Book Architecture as a Performing Art

Download or read book Architecture as a Performing Art written by Professor Gray Read and published by Ashgate Publishing, Ltd.. This book was released on 2013-05-28 with total page 409 pages. Available in PDF, EPUB and Kindle. Book excerpt: How do buildings act with people and among people in the performances of life? This collection of essays reveals a deep alliance between architecture and the performing arts, uncovering its roots in ancient stories, and tracing a continuous tradition of thought that emerges in contemporary practice. With fresh insight, the authors ask how buildings perform with people as partners, rather than how they look as formal compositions. They focus on actions: the door that offers the possibility of making a dramatic entrance, the window that frames a scene, and the city street that is transformed in carnival. The essays also consider the design process as a performance improvised among many players and offer examples of recent practice that integrates theater and dance. This collection advances architectural theory, history, and criticism by proposing the lens of performance as a way to engage the multiple roles that buildings can play, without reducing them to functional categories. By casting architecture as spatial action rather than as static form, these essays open a promising avenue for future investigation. For architects, the essays propose integrating performance into design through playful explorations that can reveal intense relationships between people and place, and among people in place. Such practices develop an architectural imagination that intuitively asks, 'How might people play out their stories in this place?' and 'How might this place spark new stories?' Questions such as these reside in the heart of all of the essays presented here.

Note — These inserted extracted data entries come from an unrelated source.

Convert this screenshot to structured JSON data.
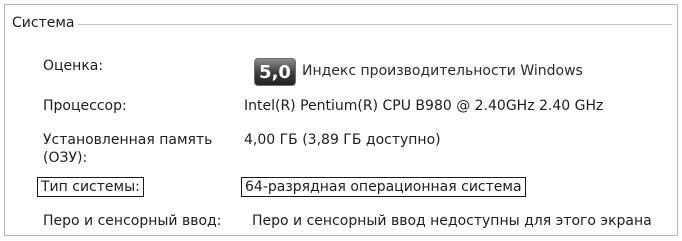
{
  "group": {
    "title": "Система"
  },
  "rows": {
    "rating": {
      "label": "Оценка:",
      "score": "5,0",
      "link": "Индекс производительности Windows"
    },
    "processor": {
      "label": "Процессор:",
      "value": "Intel(R) Pentium(R) CPU B980 @ 2.40GHz   2.40 GHz"
    },
    "memory": {
      "label": "Установленная память (ОЗУ):",
      "value": "4,00 ГБ (3,89 ГБ доступно)"
    },
    "system_type": {
      "label": "Тип системы:",
      "value": "64-разрядная операционная система"
    },
    "pen_touch": {
      "label": "Перо и сенсорный ввод:",
      "value": "Перо и сенсорный ввод недоступны для этого экрана"
    }
  }
}
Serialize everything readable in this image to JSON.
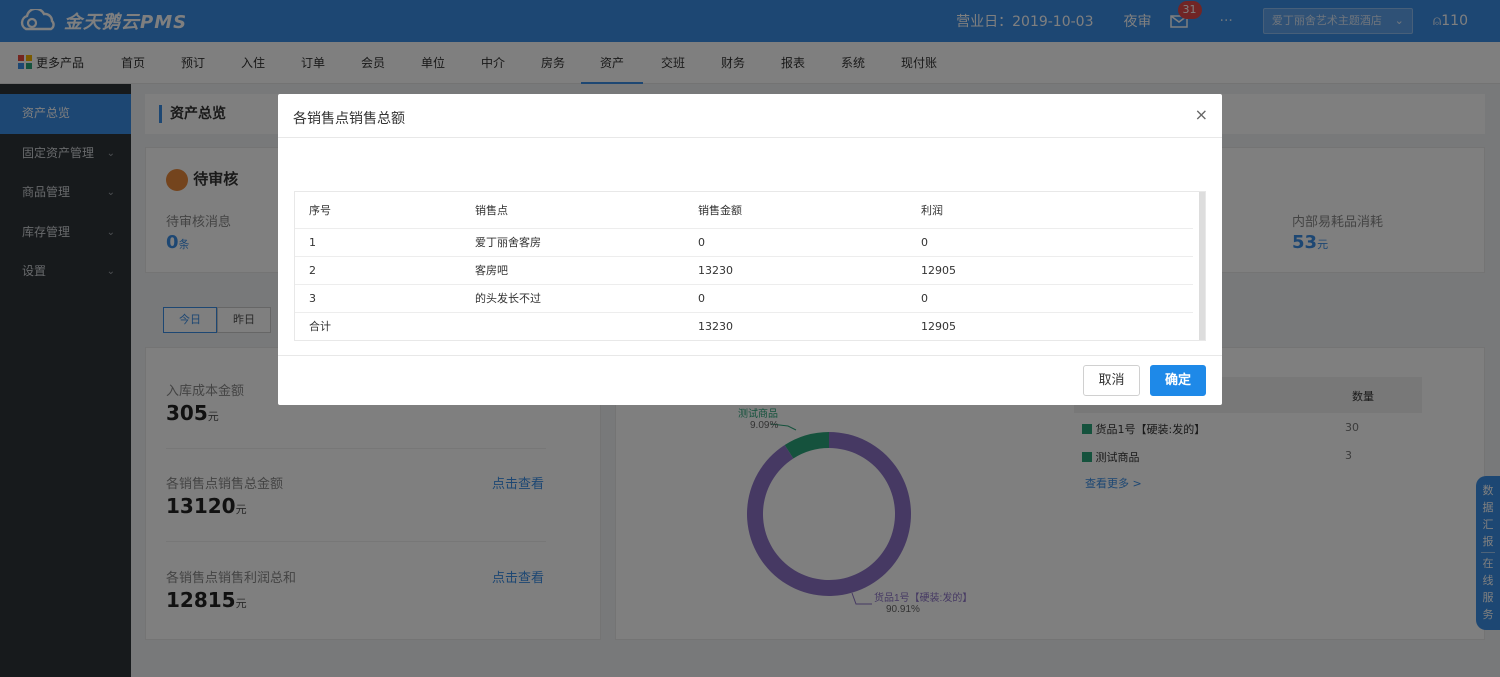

Together, they open a position in the intersection between everyday life and staged performance to rethink the role of architectural design.

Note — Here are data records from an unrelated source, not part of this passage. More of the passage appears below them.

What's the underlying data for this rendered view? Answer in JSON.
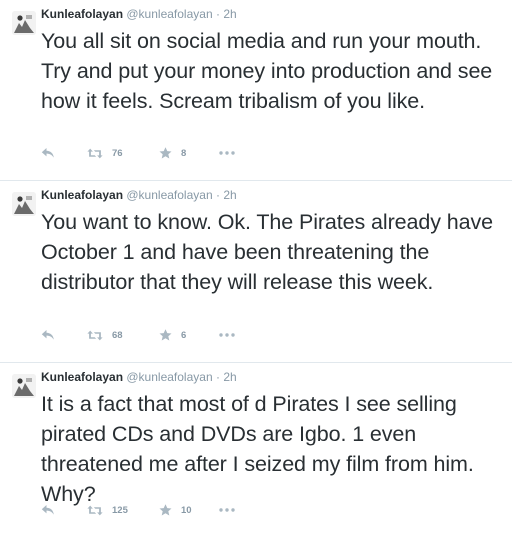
{
  "colors": {
    "text": "#292f33",
    "muted": "#8899a6",
    "icon": "#aab8c2",
    "divider": "#e1e8ed"
  },
  "tweets": [
    {
      "name": "Kunleafolayan",
      "handle": "@kunleafolayan",
      "separator": "·",
      "time": "2h",
      "text": "You all sit on social media and run your mouth. Try and put your money into production and see how it feels. Scream tribalism of you like.",
      "retweets": "76",
      "favorites": "8"
    },
    {
      "name": "Kunleafolayan",
      "handle": "@kunleafolayan",
      "separator": "·",
      "time": "2h",
      "text": "You want to know. Ok. The Pirates already have October 1 and have been threatening the distributor that they will release this week.",
      "retweets": "68",
      "favorites": "6"
    },
    {
      "name": "Kunleafolayan",
      "handle": "@kunleafolayan",
      "separator": "·",
      "time": "2h",
      "text": "It is a fact that most of d Pirates I see selling pirated CDs and DVDs are Igbo. 1 even threatened me after I seized my film from him. Why?",
      "retweets": "125",
      "favorites": "10"
    }
  ],
  "icons": {
    "reply": "reply-icon",
    "retweet": "retweet-icon",
    "favorite": "star-icon",
    "more": "more-options-icon"
  }
}
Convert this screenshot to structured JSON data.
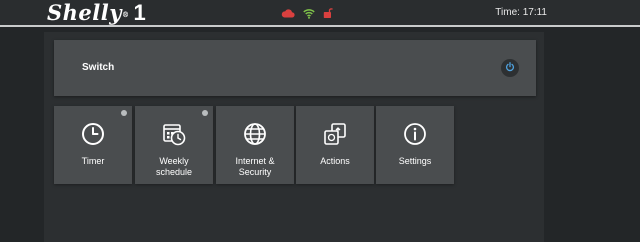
{
  "header": {
    "brand": "Shelly",
    "model": "1",
    "registered_mark": "®",
    "time_label": "Time: 17:11",
    "icons": [
      "cloud-icon",
      "wifi-icon",
      "lock-icon"
    ],
    "colors": {
      "cloud": "#d9403f",
      "wifi": "#7fc24a",
      "lock": "#d9403f"
    }
  },
  "switch": {
    "label": "Switch",
    "state_icon": "power-icon"
  },
  "tiles": [
    {
      "id": "timer",
      "label": "Timer",
      "icon": "clock-icon",
      "indicator": true
    },
    {
      "id": "weekly-schedule",
      "label": "Weekly\nschedule",
      "icon": "calendar-icon",
      "indicator": true
    },
    {
      "id": "internet-security",
      "label": "Internet &\nSecurity",
      "icon": "globe-icon",
      "indicator": false
    },
    {
      "id": "actions",
      "label": "Actions",
      "icon": "actions-icon",
      "indicator": false
    },
    {
      "id": "settings",
      "label": "Settings",
      "icon": "info-icon",
      "indicator": false
    }
  ]
}
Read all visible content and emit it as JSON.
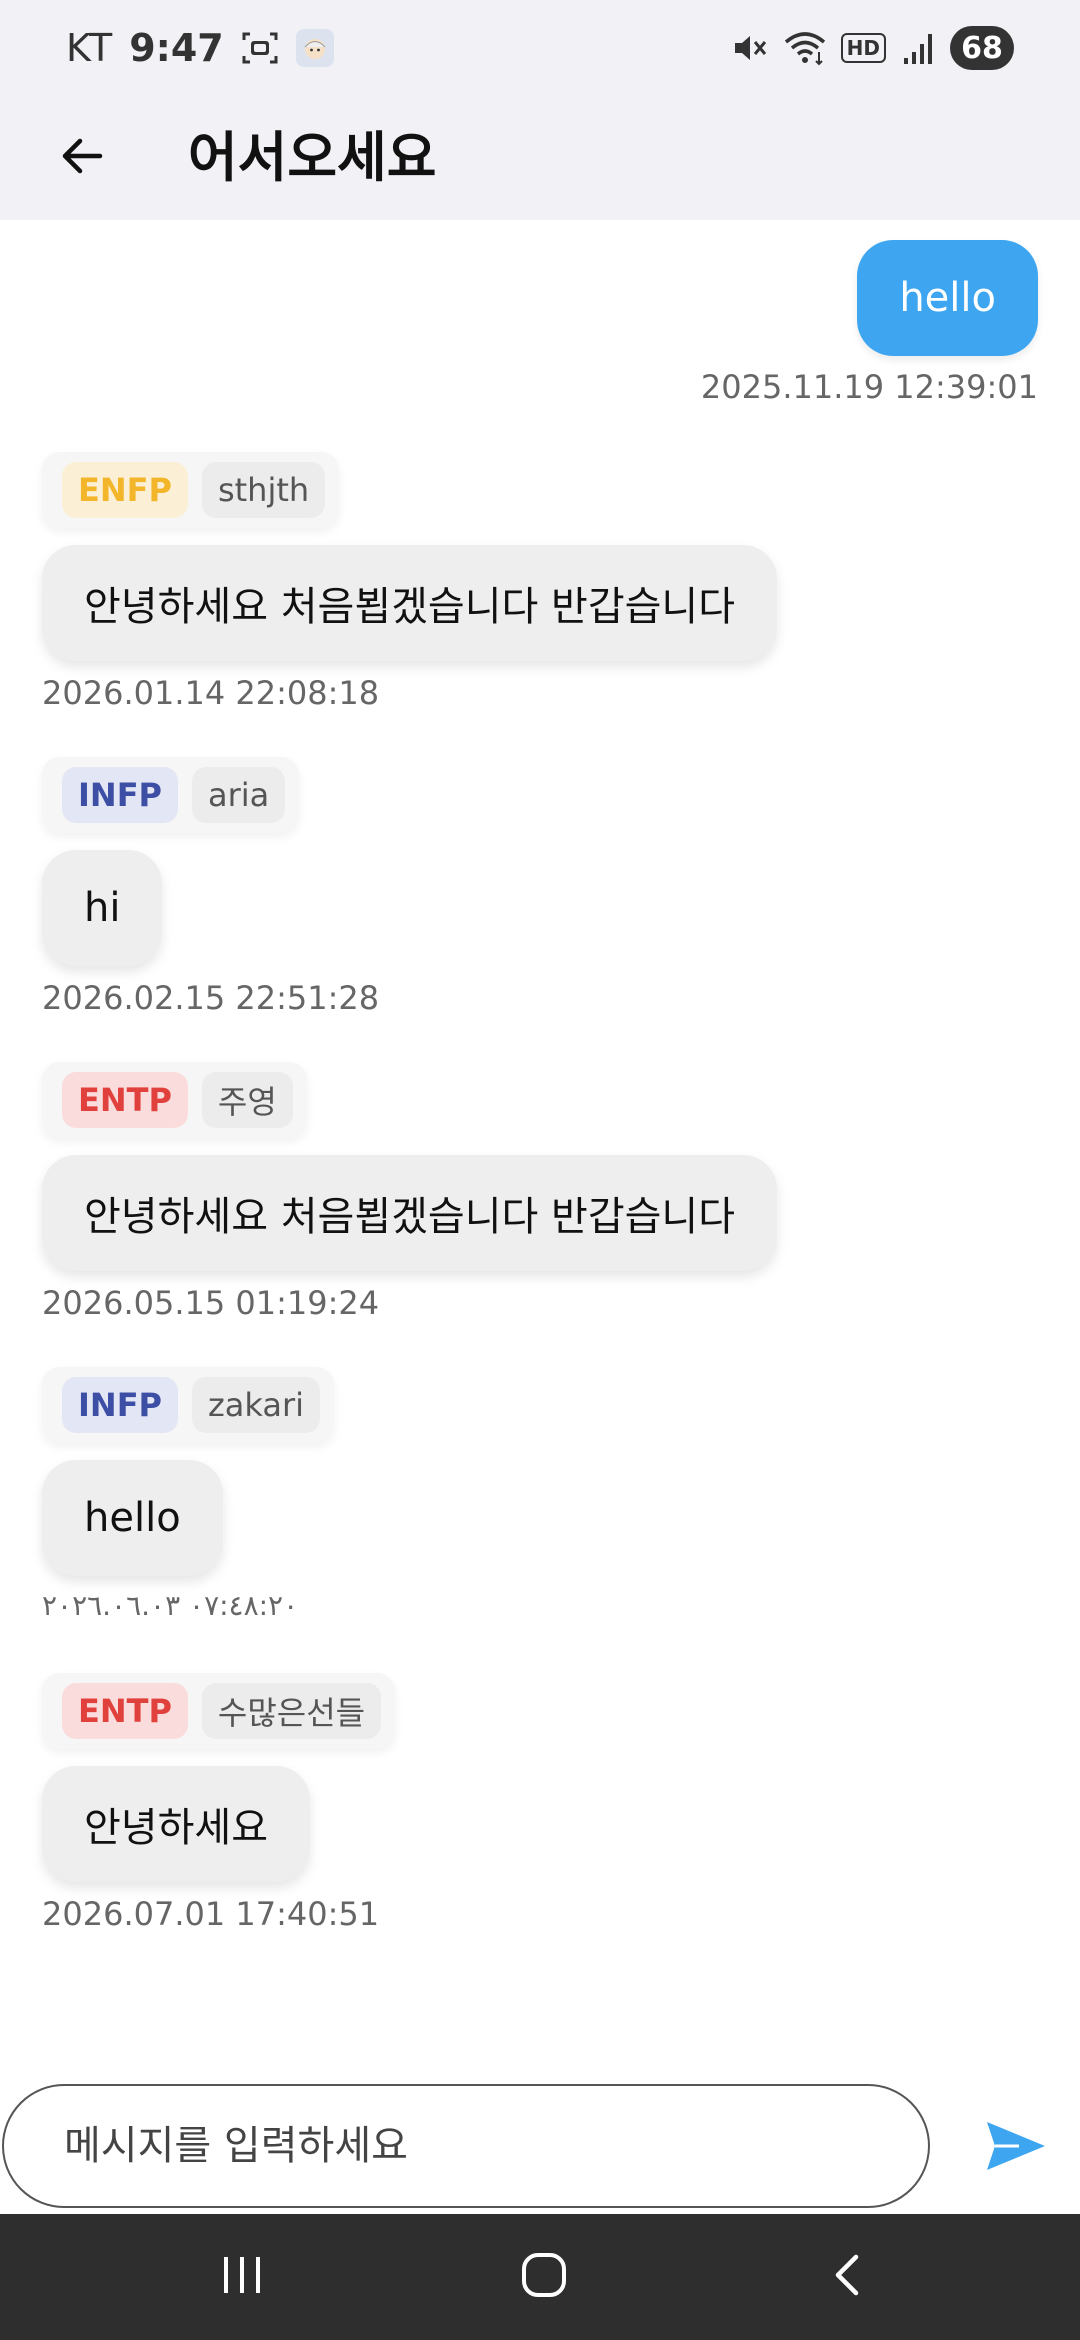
{
  "status_bar": {
    "carrier": "KT",
    "time": "9:47",
    "battery": "68",
    "hd_label": "HD",
    "icons": [
      "screenshot-icon",
      "face-icon",
      "mute-icon",
      "wifi-icon",
      "hd-icon",
      "signal-icon",
      "battery-icon"
    ]
  },
  "app_bar": {
    "title": "어서오세요",
    "back_icon": "arrow-left-icon"
  },
  "messages": [
    {
      "direction": "outgoing",
      "text": "hello",
      "timestamp": "2025.11.19 12:39:01"
    },
    {
      "direction": "incoming",
      "mbti": "ENFP",
      "nickname": "sthjth",
      "text": "안녕하세요 처음뵙겠습니다 반갑습니다",
      "timestamp": "2026.01.14 22:08:18"
    },
    {
      "direction": "incoming",
      "mbti": "INFP",
      "nickname": "aria",
      "text": "hi",
      "timestamp": "2026.02.15 22:51:28"
    },
    {
      "direction": "incoming",
      "mbti": "ENTP",
      "nickname": "주영",
      "text": "안녕하세요 처음뵙겠습니다 반갑습니다",
      "timestamp": "2026.05.15 01:19:24"
    },
    {
      "direction": "incoming",
      "mbti": "INFP",
      "nickname": "zakari",
      "text": "hello",
      "timestamp": "٠٧:٤٨:٢٠ ٢٠٢٦.٠٦.٠٣"
    },
    {
      "direction": "incoming",
      "mbti": "ENTP",
      "nickname": "수많은선들",
      "text": "안녕하세요",
      "timestamp": "2026.07.01 17:40:51"
    }
  ],
  "composer": {
    "placeholder": "메시지를 입력하세요",
    "send_icon": "send-icon"
  },
  "nav_bar": {
    "icons": [
      "recents-icon",
      "home-icon",
      "back-icon"
    ]
  },
  "colors": {
    "header_bg": "#f1f1f6",
    "outgoing_bubble": "#3ea6f1",
    "incoming_bubble": "#eeeeee",
    "enfp_text": "#f3b62b",
    "infp_text": "#3d4fa5",
    "entp_text": "#e0413d",
    "send_icon": "#3ea6f1",
    "nav_bg": "#2e2e2e"
  }
}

Book Performing Architectures

Download or read book Performing Architectures written by Andrew Filmer and published by Bloomsbury Publishing. This book was released on 2018-05-03 with total page 256 pages. Available in PDF, EPUB and Kindle. Book excerpt: Performing Architectures offers a coherent introduction to the fields of performance and contemporary architecture, exploring the significance of architecture for performance theory and theatre and performance practice. It maps the diverse relations that exist between these disciplines and demonstrates how their aims, concerns and practices overlap through shared interests in space, action and event. Through a wide range of international examples and contributions from scholars and practitioners, it offers readers an analytical survey of current practices and equips them with the tools for analyzing site-specific and immersive theatre and performance. The essays in this volume, contributed by leading theorists and practitioners from both disciplines, focus on three key sites of encounter: * Projects: examines recent trends in architecture for performance; * Practices: looks at cross-currents in artistic practice, including spatial dramaturgies, performance architectonics and performative architectures; and * Pedagogies: considers the uses of performance in architectural education and architecture in teaching performance. The volume provides an essential introduction to the ways in which performance and architecture, as socio-spatial processes and as things made or constructed, operate as generating, shaping and steering forces in understanding and performing the other.